For instance, while film photographers used physical filters to vary the light exposure, and thus the level of light or darkness, of different sections of a print, a digital tool like Facebook's app can create the same effect mathematically.

Learning From Leonardo

In the past hundred years or so, there have been formal scientific studies of human vision and color perception, but artists have developed and shared their intuitive understandings for hundreds of years, going back at least as far as Leonardo da Vinci, Cabral says.
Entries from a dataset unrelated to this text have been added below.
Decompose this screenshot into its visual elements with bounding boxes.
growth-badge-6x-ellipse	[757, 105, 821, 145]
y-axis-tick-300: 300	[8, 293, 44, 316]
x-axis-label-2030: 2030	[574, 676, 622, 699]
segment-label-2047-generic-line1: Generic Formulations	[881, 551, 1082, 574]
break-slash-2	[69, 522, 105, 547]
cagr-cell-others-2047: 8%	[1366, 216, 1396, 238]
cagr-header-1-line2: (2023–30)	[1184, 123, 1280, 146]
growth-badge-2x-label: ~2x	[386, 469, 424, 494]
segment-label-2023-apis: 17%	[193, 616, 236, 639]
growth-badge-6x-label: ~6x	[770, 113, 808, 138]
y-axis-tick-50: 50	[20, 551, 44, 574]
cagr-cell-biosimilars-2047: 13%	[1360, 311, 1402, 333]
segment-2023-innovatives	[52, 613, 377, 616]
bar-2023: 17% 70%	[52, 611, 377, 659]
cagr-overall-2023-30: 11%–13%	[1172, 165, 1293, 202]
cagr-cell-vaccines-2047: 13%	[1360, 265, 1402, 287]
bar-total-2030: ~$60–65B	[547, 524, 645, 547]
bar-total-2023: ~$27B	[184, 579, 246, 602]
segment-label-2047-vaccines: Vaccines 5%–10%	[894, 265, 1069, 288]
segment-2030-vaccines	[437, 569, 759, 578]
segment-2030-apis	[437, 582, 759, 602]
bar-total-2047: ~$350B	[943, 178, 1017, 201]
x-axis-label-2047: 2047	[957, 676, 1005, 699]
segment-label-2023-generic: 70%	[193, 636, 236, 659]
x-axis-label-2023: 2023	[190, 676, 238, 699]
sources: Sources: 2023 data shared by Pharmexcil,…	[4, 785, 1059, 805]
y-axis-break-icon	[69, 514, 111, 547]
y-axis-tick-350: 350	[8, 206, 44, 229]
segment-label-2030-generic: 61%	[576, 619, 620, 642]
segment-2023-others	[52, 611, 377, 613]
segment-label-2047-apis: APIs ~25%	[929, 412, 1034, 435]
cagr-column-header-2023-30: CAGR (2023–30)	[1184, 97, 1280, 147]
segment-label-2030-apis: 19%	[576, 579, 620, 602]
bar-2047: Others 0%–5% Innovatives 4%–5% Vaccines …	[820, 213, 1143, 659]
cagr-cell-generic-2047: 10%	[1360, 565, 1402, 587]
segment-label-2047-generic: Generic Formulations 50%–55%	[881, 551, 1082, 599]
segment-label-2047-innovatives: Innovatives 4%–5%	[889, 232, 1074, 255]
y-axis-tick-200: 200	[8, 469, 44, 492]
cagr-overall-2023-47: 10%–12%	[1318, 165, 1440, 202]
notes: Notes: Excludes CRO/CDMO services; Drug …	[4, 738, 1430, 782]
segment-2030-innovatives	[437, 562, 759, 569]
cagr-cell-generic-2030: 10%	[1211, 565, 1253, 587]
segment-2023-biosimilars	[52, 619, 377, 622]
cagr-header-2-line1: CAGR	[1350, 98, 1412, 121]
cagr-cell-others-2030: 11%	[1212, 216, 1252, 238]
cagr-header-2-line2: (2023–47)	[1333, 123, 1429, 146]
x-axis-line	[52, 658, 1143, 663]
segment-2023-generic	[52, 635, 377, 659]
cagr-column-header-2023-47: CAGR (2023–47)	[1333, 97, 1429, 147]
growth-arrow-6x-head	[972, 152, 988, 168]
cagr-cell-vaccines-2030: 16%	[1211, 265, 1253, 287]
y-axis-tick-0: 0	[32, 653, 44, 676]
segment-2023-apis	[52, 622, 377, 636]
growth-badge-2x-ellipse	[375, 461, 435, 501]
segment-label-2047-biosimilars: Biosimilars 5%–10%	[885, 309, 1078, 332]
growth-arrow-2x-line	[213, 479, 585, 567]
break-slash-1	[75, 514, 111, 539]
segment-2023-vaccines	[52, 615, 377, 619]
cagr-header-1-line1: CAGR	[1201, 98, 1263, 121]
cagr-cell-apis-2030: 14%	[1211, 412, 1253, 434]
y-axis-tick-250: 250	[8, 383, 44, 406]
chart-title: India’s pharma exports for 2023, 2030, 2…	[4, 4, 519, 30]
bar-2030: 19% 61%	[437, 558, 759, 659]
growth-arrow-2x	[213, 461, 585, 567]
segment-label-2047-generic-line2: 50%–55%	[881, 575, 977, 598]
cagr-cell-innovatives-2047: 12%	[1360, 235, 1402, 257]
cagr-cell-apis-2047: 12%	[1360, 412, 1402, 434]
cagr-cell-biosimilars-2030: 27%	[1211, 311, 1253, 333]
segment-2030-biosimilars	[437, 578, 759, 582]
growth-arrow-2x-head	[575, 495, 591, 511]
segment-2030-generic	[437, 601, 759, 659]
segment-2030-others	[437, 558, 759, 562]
And, he says, members of the Facebook team working on the photo app have read both scientific papers and artists' writings.

"We've all read The Camera and The Negative," he says, referring to two Ansel Adams books considered classics of the field.

But translating even well-understood analog techniques to digital photography is by no means trivial, since the possibilities depend on the particulars of the hardware available, including camera sensors, processors, and screens or printers, and how they're being used, says Cabral.

"We're not only overcoming the input device—we're overcoming the output device too, because the output device has limited dynamic range," he says.

And they're relying on chips powerful enough to scan through images not just pixel-by-pixel but regionally and globally, putting together areas of the picture to make sure adjustments and noise corrections really make sense in context. Facebook's also reacting to increased demand, as phone photography has gone from a novelty to a part of everyday life, with users snapping and sharing more photos every day.

"Five years ago I think it would have been hard to do this—not because we learned that much more about the masters in the last five years, it's just that you have to have the right computers," he says. "You have to have the right confluence of technology and need."